Error/Extractor Logging
I am currently working on scripting some errorlogging into my scraping projects and one thing I am struggling over is logging the misses of the specific extractor patterns. I want a log file to be written listing the names of the extractors and the respective URLs that produced the misses - as well as a statistic evaluating each extractor pattern and how many hits and misses it produced.
The way I thought I could do it, would be executing a script with the event "Once if no matches" to write the information into the log, but I see no way to get the name of the extractor that called it from within the script. So that essentially I can only determine that a miss occurred but not the extractor pattern that produced it.
Sure I could hard-script the name into it - but that would essentially mean writing one script each for every extractor pattern.
Is there any way to get the name of the object (here the extractor pattern) that called the script?

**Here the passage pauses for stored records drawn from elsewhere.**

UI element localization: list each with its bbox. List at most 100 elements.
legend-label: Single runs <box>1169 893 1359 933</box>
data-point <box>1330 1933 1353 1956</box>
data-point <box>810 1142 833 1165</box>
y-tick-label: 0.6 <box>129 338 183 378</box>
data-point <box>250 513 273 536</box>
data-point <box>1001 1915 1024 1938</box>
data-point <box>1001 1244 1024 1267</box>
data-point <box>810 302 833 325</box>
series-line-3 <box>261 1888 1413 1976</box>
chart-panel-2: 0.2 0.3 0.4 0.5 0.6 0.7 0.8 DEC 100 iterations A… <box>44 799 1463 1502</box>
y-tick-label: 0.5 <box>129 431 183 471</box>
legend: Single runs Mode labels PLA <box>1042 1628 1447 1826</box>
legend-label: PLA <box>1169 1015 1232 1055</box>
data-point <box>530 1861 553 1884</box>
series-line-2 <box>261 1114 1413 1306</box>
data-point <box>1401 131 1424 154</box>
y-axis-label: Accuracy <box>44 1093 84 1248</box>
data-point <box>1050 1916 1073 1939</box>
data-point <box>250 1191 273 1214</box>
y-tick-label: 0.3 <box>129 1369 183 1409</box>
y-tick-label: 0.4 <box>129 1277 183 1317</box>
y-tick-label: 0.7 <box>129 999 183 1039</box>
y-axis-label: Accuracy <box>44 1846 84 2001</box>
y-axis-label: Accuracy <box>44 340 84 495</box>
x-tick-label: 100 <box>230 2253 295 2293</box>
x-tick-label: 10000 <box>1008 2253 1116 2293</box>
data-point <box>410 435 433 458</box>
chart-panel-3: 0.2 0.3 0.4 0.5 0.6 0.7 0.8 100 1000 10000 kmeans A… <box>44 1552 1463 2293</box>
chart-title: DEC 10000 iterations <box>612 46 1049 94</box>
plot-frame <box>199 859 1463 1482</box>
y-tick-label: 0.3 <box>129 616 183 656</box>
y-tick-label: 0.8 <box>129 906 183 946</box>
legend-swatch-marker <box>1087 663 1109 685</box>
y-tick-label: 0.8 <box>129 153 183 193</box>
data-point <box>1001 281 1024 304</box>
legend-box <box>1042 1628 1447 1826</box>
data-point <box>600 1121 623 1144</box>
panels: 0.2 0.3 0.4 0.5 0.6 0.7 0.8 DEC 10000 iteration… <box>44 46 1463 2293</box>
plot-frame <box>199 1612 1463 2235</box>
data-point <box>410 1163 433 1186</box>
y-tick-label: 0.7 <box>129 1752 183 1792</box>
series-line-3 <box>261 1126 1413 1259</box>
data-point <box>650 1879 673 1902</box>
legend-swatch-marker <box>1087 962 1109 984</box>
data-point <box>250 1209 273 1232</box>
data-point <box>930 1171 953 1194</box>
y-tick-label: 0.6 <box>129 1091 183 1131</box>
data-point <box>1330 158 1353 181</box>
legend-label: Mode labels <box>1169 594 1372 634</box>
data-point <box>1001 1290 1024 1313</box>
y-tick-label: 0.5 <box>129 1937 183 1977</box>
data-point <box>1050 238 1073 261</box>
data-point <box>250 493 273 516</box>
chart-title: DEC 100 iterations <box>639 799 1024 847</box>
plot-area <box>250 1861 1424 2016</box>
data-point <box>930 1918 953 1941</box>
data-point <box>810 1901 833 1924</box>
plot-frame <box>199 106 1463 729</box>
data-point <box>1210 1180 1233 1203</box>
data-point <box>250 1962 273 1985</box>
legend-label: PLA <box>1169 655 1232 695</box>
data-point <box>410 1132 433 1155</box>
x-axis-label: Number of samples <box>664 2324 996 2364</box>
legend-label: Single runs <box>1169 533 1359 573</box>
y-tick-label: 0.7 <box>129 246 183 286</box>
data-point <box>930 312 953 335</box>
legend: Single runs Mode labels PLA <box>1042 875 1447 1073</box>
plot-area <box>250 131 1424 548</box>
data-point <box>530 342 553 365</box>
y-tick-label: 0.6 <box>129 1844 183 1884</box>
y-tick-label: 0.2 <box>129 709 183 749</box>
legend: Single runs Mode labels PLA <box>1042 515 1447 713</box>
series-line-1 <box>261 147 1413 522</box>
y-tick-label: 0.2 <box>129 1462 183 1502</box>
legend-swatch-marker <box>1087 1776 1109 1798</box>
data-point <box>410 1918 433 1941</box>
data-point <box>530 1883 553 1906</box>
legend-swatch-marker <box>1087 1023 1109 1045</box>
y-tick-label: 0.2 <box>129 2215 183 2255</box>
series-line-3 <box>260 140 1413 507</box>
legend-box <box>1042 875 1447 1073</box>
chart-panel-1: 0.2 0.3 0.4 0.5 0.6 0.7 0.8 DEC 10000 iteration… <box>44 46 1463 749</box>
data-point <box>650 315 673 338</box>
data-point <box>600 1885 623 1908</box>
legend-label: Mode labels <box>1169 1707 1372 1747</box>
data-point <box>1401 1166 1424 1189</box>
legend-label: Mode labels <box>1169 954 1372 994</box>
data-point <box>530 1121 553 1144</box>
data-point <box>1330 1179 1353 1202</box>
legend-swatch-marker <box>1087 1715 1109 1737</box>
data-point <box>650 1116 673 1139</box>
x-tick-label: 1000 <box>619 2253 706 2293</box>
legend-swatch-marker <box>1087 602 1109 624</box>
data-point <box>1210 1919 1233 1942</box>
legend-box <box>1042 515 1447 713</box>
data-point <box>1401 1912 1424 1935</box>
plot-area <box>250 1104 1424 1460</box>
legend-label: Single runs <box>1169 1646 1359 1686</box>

Or any easier way or method to produce such a logging I described that I just don't know about? (Maybe I am going at it the wrong way.)
On a side-note:
There is one other way I could think of as a workaround - to parse the scraping log screen-scraper creates itself. But I very much would prefer if it would be possible any other way.
There is a way to get the
There is a way to get the extractor pattern name. It's pretty new, so you need to be updated to version 6.0.59a or newer.
Rather than trying to explain, I've attached a sample scrape that does it. It's pretty simple, but should get you started.
The guy who implemented this also noted that you can expect a bit of a speed hit on your scrape when using this. It may not be a big deal, but something to watch for.
Thanks, it works like a charm
Thanks, it works like a charm and I don't really see much of a performance drop - at least not during testing. I will keep my eyes open and see if it there is any significant increase in runtime once I have the time to setup one of my larger scrapes.